Correlative high resolution microscopy and mass spectrometry for morphological and chemical analysis of nanoparticles in biological systems

Combined morphological and chemical analysis of ultrastructures is gaining more and more attention in both material and life sciences. Especially the detection of nanoparticles within biological tissue has become a hot topic in environmental research, ecology, nanotoxicology, but also medicine and life science using nanoparticles as carriers for therapeutic drugs. Usually, several highly specialised instruments have to be used to investigate the respective key features of the sample.
Here, a new prototype instrument is presented that combines sub20nm SIMS on a helium ion microscope [HIM; 1] with dark and bright field imaging in one tool – the npSCOPE [2]: the multi-modal instrument couples a Gas Field Ion Source (GFIS) as primary ion beam source with a secondary ion mass spectrometer (SIMS) system featuring a continuous focal plane detector (FPD) and a STHIM detector for imaging the transmitted helium beam. The latter allows investigation of thin samples like biological tissue sections. For morphological/topographical analysis of charging and non-charging bulk samples with sub-nm resolution, the instrument is also equipped with a secondary electron detector and a flood gun. This setup allows (a) higher sensitivity than analytical electron microscopy combined with (b) better spatial resolution than available with other SIMS methodologies typically used for life science questions. The FPD yields a full mass spectrum per scanned pixel featuring the possibility of post hoc analysis of all elements/ion species detected.
Several examples will be presented to show how thin tissue sections can first be investigated with transmitted ions for proper contrast of biological membranes followed by chemical characterization of associated or ingested nanoparticles without the need to transfer samples between different instruments. Specific localisation of the nanoparticles outside the cell membrane or within the cytoplasm or subcellular compartments can be obtained.

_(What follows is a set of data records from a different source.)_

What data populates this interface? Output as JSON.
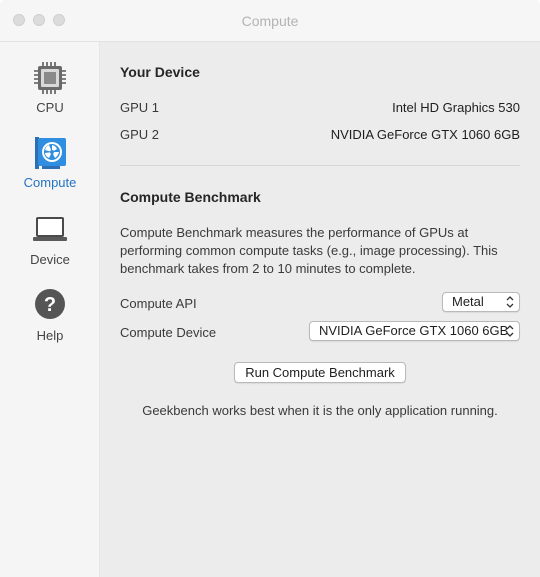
{
  "window": {
    "title": "Compute"
  },
  "sidebar": {
    "items": [
      {
        "label": "CPU",
        "icon": "cpu-chip-icon",
        "selected": false
      },
      {
        "label": "Compute",
        "icon": "gpu-card-icon",
        "selected": true
      },
      {
        "label": "Device",
        "icon": "laptop-icon",
        "selected": false
      },
      {
        "label": "Help",
        "icon": "question-mark-icon",
        "selected": false
      }
    ]
  },
  "your_device": {
    "heading": "Your Device",
    "rows": [
      {
        "label": "GPU 1",
        "value": "Intel HD Graphics 530"
      },
      {
        "label": "GPU 2",
        "value": "NVIDIA GeForce GTX 1060 6GB"
      }
    ]
  },
  "benchmark": {
    "heading": "Compute Benchmark",
    "description": "Compute Benchmark measures the performance of GPUs at performing common compute tasks (e.g., image processing). This benchmark takes from 2 to 10 minutes to complete.",
    "api": {
      "label": "Compute API",
      "selected": "Metal"
    },
    "device": {
      "label": "Compute Device",
      "selected": "NVIDIA GeForce GTX 1060 6GB"
    },
    "run_button": "Run Compute Benchmark",
    "note": "Geekbench works best when it is the only application running."
  },
  "colors": {
    "accent": "#2473c2",
    "sidebar_bg": "#f5f5f5",
    "content_bg": "#ececec"
  }
}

In summary, a unique tool for all-in-one physico-chemical characterisation of nanoparticles both before contact to a living organism and after incorporation is presented. Pixel by pixel correlation of the different datasets are directly obtained by image fusion or co-registration methods. For future analysis of frozen-hydrated samples, a cryo-stage is currently being integrated into the npSCOPE. It will yield close to native chemical analysis of diagnostic, environmental and nanotoxicology samples with decreased experiment times and without artefacts due to sample transfer.
References:
[1] T. Wirtz, O. De Castro, J.-N. Audinot, P. Philipp. Imaging and analytics on the Helium Ion Microscope. Annual Review of Analytical Chemistry 12 (2019) 523-543

[2] This project has received funding from the European Union’s Horizon 2020 Research and Innovation Programme under grant agreement No. 720964.